I like it and help me to development very well. Thank you for this brief explanation and very nice information. Well, got a good knowledge.
industrial course in chennai

Anbarasan14 said...

Excellent blog!!! I got to know the more useful information by reading your blog. Thanks for posting this blog.

IELTS Course in Mumbai
IELTS Institute in Mumbai
Best IELTS Coaching Classes in Mumbai
IELTS Coaching Center in Mumbai
Best IELTS Classes in Mumbai
IELTS Classes near me
IELTS Courses in Mumbai

jenifer irene said...

It was really an interesting blog, Thank you for providing unknown facts.
Air hostess training in Bangalore
Air hostess academy Bangalore
air hostess training academy
air hostess institute

Nadeem Malik said...

hi, nice information is given in this blog.
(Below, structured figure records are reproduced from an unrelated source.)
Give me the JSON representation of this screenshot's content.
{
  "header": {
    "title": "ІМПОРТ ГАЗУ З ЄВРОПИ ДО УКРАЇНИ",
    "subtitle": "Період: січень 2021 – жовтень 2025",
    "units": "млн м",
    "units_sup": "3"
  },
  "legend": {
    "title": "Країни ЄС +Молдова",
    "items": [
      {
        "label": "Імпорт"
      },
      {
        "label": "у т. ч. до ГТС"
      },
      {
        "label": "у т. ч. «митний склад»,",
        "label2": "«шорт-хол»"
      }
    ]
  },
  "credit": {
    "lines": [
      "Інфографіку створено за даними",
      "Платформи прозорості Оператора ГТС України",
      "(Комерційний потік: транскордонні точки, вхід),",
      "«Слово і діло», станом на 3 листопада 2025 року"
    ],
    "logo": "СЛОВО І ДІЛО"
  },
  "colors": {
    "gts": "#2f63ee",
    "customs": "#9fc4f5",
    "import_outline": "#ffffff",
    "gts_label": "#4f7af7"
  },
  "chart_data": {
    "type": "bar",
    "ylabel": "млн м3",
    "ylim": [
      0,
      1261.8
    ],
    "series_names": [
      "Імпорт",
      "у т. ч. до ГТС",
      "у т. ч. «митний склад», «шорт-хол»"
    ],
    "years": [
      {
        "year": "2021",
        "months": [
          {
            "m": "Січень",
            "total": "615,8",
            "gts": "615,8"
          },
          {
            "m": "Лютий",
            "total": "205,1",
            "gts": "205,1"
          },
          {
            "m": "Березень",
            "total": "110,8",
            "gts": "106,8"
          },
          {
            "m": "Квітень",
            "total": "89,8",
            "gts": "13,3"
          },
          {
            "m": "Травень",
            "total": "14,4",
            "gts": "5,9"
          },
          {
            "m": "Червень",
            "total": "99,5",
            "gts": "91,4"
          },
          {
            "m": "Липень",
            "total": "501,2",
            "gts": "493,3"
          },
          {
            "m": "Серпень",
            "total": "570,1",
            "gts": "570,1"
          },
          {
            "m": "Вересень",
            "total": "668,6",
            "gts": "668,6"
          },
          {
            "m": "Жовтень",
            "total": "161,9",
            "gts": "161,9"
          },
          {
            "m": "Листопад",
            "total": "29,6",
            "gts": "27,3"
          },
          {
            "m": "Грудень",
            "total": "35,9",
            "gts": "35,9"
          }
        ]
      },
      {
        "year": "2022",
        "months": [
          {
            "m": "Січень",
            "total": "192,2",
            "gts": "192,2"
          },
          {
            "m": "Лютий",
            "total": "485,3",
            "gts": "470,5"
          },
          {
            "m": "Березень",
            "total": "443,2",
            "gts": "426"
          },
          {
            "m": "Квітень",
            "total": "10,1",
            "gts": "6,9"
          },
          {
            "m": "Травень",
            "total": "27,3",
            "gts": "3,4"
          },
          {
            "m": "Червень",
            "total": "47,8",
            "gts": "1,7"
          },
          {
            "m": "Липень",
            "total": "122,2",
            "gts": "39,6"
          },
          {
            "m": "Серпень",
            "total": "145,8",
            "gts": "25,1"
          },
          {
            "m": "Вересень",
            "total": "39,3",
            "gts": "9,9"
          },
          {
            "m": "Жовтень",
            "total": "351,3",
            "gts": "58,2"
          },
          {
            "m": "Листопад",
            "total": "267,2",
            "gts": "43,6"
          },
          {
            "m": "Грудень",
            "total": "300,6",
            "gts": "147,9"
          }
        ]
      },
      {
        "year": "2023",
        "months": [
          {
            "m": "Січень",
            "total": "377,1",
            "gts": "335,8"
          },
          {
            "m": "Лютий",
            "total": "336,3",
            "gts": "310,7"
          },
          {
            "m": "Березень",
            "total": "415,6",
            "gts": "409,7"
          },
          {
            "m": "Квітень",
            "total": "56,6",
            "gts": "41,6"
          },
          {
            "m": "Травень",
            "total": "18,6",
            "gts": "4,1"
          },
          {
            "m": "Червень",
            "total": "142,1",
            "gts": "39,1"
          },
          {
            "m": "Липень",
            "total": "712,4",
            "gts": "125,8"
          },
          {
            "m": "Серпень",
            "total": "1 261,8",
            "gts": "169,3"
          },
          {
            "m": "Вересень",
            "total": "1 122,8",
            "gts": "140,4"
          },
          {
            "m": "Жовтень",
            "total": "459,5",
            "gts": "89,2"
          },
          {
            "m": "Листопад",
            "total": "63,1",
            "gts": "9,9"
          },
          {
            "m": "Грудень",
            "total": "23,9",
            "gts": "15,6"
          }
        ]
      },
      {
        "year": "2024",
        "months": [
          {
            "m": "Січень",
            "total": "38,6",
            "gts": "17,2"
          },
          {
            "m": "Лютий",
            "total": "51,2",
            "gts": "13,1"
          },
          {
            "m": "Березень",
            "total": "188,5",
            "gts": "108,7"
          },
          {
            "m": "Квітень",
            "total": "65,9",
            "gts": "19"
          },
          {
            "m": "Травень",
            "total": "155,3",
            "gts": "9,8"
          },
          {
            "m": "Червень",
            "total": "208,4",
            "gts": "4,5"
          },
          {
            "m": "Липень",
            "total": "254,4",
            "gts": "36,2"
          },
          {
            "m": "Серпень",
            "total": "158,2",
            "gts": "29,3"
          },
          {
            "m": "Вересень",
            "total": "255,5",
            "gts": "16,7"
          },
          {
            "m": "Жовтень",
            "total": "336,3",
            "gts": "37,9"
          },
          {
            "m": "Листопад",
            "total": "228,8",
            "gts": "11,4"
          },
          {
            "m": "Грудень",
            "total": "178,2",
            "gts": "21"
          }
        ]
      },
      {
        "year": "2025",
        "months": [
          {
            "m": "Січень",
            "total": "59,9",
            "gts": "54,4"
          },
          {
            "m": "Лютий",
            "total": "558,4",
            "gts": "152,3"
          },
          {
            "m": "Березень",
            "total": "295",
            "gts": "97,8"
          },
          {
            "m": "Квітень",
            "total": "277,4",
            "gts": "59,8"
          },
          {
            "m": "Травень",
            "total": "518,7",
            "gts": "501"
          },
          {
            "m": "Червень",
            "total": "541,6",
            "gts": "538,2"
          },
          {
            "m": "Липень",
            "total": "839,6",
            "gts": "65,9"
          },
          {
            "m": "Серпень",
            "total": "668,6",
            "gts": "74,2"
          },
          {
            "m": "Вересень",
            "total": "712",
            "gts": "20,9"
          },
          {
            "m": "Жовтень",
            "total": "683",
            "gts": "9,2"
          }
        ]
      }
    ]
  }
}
Thanks for sharing this type of information, it is so useful for me. nice work keep it up. best digital marketing company in delhi

Nadeem Malik said...

Powerful Video Content Marketing Ideas for Your Business

Akash Thakur said...

tile bonder manufacturer in delhi

Vikash Kumar said...

Laminated Doors manufacturer in hubli
Thanks for giving great kind of information. So useful and practical for me. Thanks for your excellent blog, nice work keep it up thanks for sharing the knowledge.

Amase LED Lighting said...

led lawn lights in delhi
Thanks for giving great kind of information. So useful and practical for me. Thanks for your excellent blog, nice work keep it up thanks for sharing the knowledge.